A tentative collaboration program was outlined and colleagues from Italy and Chile are currently applying for funding to come to Australia in October to March of the season 2011-12. A visit to The University of Adelaide by Dr Carlos Poblete Echeverria from the University of Adelaide was made in September –October 2011. Collaborative work was done in the analysis of sap flow data and canopy architecture parameters obtained using a novel automated cover photography technique (Fuentes et al., 2008). Three drafts were completed for publication in 2012. Seminars presented: Three seminars were presented in Italy, two of them at The University of Padova (Legnaro) for reserachers and students, respectively. The last seminar was presented in Cogneliano to The Centro di Ricerca per la Viticoltura, Conegliano. Research collaborations were established with international scientists from Italy, Chile and New Zealand in viticulture to investigate energy, water and CO2 balances and nocturnal transpiration in grapevines. Papers submitted and in progress as result of this project: A paper was submitted to The Australian Journal of Grape and Wine Research entitled: “Responses of leaf night respiration and transpiration to water stress in Vitis vinifera L. by JOSÉ MARIANO ESCALONA†*, SIGFREDO FUENTES†† MAGDALENA TOMÀS†*, SEBASTIÀ MARTORELL†, JAUME FLEXAS† AND HIPÓLITO MEDRANO†. †Research Group in Plant Biology under Mediterranean conditions. Department of Biology. Balearic Island University (UIB). Ctra. Valldemossa km 7,5 07122 Palma de Mallorca. Spain ††Plant Research
Centre. School of Agriculture, Food and Wine. University of Adelaide. PMB1, Glen Osmond SA. 5064. Australia. A paper will be submitted to Plant, Cell and Environment in December 2011 entitled: “Night-time responses to diurnal anisohydric and isohydric behaviour of grapevines (Vitis vinifera. L.): characterisation of night-time water uptake as recovery capacity of vines from diurnal water stress Two draft papers were drafted as a result of the visit by Dr Poblete-Echeverria: “Spatio-temporal estimation of leaf area index (LAI) from grapevine canopies using a novel cover photography and video analysis method” to be presented to The Journal of Experimental Botany and “Increased accuracy of leaf area index (LAI) estimation by digital photography using a variable light extinction coefficient for apple orchards” to be presented to the Journal of Agricultural and Forest Meteorology.

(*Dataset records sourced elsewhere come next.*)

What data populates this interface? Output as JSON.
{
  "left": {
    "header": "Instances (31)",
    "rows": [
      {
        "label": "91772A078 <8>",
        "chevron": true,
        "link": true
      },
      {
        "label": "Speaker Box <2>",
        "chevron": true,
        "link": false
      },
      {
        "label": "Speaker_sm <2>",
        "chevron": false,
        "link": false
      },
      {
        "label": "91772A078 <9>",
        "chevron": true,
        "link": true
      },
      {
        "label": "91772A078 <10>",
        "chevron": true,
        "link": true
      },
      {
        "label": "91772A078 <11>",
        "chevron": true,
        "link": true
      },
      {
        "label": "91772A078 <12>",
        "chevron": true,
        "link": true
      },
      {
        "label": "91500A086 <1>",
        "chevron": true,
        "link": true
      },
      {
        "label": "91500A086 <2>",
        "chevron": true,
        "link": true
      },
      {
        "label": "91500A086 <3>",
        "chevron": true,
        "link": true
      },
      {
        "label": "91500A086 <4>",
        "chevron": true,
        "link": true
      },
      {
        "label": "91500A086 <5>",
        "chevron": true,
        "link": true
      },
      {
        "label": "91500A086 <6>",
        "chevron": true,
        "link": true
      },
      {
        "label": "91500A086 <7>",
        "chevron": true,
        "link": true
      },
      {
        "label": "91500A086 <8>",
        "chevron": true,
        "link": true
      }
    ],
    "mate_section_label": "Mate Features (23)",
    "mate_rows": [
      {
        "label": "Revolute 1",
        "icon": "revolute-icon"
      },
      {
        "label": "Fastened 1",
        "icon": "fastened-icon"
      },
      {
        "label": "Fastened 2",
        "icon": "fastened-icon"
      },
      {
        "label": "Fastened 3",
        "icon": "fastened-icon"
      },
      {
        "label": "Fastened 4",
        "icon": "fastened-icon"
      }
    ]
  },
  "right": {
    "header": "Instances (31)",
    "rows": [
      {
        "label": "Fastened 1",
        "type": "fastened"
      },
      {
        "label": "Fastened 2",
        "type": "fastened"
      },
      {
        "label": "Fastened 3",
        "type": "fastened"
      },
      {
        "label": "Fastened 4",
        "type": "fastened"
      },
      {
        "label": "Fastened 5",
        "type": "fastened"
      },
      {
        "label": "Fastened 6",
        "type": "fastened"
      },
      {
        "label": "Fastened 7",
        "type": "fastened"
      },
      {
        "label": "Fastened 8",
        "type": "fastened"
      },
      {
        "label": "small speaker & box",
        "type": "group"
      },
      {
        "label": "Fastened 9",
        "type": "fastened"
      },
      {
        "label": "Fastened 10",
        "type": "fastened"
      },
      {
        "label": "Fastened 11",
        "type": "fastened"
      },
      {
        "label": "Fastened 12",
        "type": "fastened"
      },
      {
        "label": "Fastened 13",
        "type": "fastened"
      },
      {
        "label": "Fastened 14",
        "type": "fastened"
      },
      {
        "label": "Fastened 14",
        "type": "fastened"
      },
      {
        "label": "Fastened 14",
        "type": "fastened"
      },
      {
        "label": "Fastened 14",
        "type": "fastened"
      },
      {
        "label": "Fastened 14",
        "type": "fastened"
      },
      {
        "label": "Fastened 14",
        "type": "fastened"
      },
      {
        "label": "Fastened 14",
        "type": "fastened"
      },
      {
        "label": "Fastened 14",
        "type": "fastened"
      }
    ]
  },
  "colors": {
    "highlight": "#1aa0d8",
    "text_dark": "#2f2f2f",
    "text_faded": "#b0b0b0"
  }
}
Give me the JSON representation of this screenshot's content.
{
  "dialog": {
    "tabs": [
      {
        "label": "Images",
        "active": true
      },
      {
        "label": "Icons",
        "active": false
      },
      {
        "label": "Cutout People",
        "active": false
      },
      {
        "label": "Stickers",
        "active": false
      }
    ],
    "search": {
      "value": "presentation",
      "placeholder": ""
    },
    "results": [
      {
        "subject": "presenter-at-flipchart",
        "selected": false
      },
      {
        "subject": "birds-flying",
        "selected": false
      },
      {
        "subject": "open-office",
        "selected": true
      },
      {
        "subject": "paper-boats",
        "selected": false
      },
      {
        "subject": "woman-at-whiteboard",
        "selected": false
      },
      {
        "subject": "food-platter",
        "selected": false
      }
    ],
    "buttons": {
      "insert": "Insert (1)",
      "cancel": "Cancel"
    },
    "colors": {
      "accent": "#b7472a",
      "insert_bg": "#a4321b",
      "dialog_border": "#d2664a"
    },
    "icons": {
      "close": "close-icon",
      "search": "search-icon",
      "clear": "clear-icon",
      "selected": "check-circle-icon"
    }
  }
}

A communication paper is being prepared to describe the latest results in nighttime transpiration/refill for grapevines to be presented to The Australian and New Zealand Grapegrower and Winemaker. 7. Cited literature Caird, M.A., Richards, J.H. and Donovan, L.A., 2007. Nighttime Stomatal Conductance and Transpiration in C3 and C4 Plants. Plant Physiol., 143(1): 4-10. Fuentes, S., Palmer, A.R., Taylor, D., Zeppel, M., Whitley, R. and Eamus, D., 2008. An automated procedure for estimating the leaf area index (LAI) of woodland ecosystems using digital imagery, MATLAB programming and its application to an examination of the relationship between remotely sensed and field measurements of LAI. Functional Plant Biology, 35(10): 10701079. Rogiers, S.Y., Greer, D.H., Hutton, R.J. and Landsberg, J.J., 2009. Does nighttime transpiration contribute to anisohydric behaviour in a Vitis vinifera cultivar? Journal of Experimental Botany, 60(13): 3751-3763.